Warning: this is not my usual happy post with pictures of flowers or nature or something springlike.
No, spring in Binghamton, New York also means something else. The date of April 3 is a tragic date in our community.
Four years ago today, there was a mass shooting at the American Civic Association building at the edge of downtown Binghamton. An immigrant who had lost his job and had other issues entered an adult education classroom at a non profit organization whose mission was to help recent immigrants and gunned down 13 people before killing himself. At the time it was one of the top 10 mass shootings in the United States. (Apparently, it still is.)
The dead were from all over the world - symbolizing....something, I guess, I really don't know what. They came to Binghamton, New York to find opportunity and instead they found death.
A week later, I started my blog and my first post was an account of what I experienced that day.

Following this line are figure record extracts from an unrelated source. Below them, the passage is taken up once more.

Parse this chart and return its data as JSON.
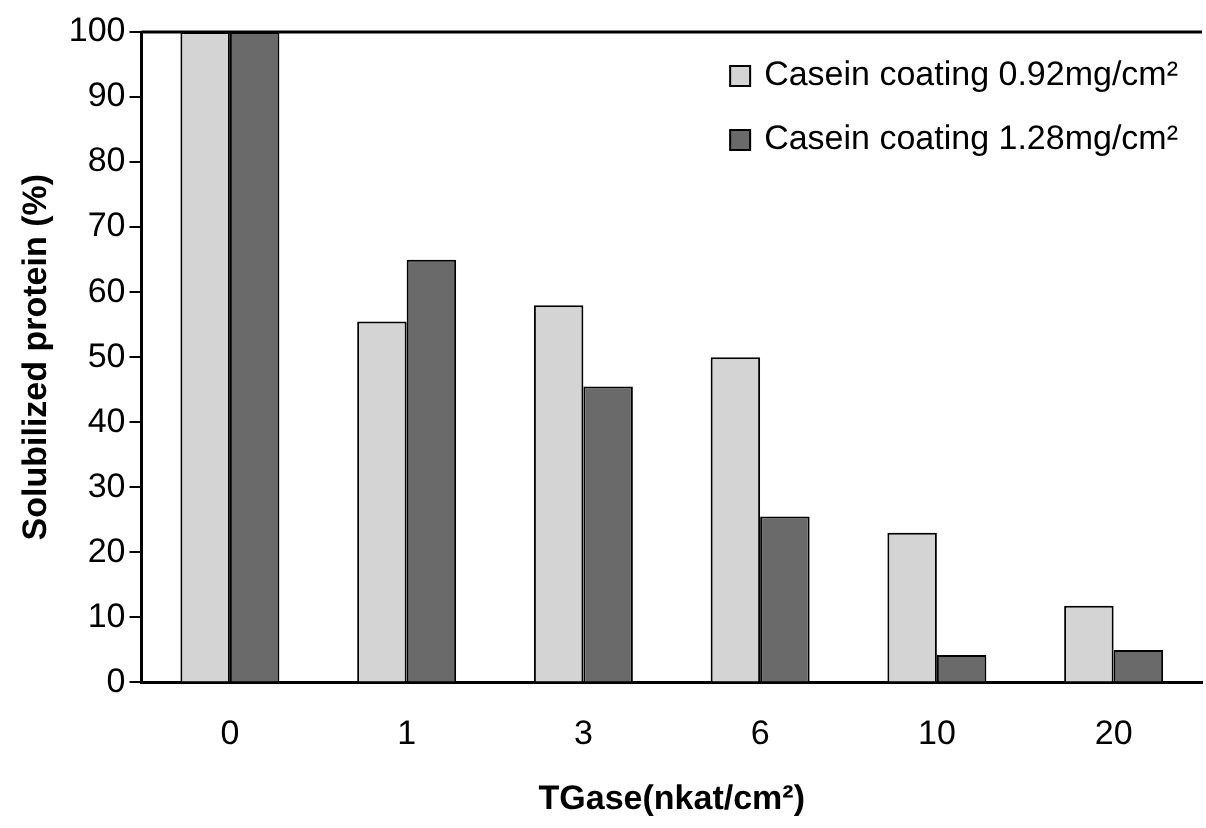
{
  "chart_data": {
    "type": "bar",
    "xlabel": "TGase(nkat/cm²)",
    "ylabel": "Solubilized protein (%)",
    "categories": [
      "0",
      "1",
      "3",
      "6",
      "10",
      "20"
    ],
    "series": [
      {
        "name": "Casein coating 0.92mg/cm²",
        "color": "#d4d4d4",
        "values": [
          100,
          55.5,
          58,
          50,
          23,
          11.8
        ]
      },
      {
        "name": "Casein coating 1.28mg/cm²",
        "color": "#6a6a6a",
        "values": [
          100,
          65,
          45.5,
          25.5,
          4.2,
          5
        ]
      }
    ],
    "ylim": [
      0,
      100
    ],
    "yticks": [
      0,
      10,
      20,
      30,
      40,
      50,
      60,
      70,
      80,
      90,
      100
    ],
    "grid": false,
    "legend": "top right"
  }
}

CNN and major news networks came that afternoon. We, stunned, had our 15 minutes of fame. Then the media moved on and left us to mourn our dead.
I think we rank #8 in the list of U.S. deadliest shootings now - ranks, like this was a sports competition.
The family of the gunman, who lived perhaps a couple of miles from my home, moved from the area several months later.
The store where the murder weapon was purchased (also a couple of miles from my home) flooded in September of 2011 and will not reopen.
Today, the gathering was small, friends, family and others who were in the building that day. The families have moved on, too. Two children who were orphaned that day were taken in by relatives and are growing up.
A monument, featuring 13 soaring birds 14 feet above a busy street, is near completion. Our spirits are meant to soar with them, hopeful that good has come out of that day in 2009.
But, since then....too many innocents shot in too many incidents. The names can roll off our tongues: Newtown. Tuscon. Aurora. Fort Hood. How many more place names will join this elite list, already occupied by places such as Virginia Tech? And how many people dead since that day, in places all over the world? Syria? Afghanistan? The Middle East? Africa? Other places that don't get into the American media?
I don't have a point to make, commemorating this day. Except that, perhaps we need to think about human nature and what makes us want to destroy our fellow humans. Will we ever be able to conquer it?
Will we end up destroying ourselves before we do?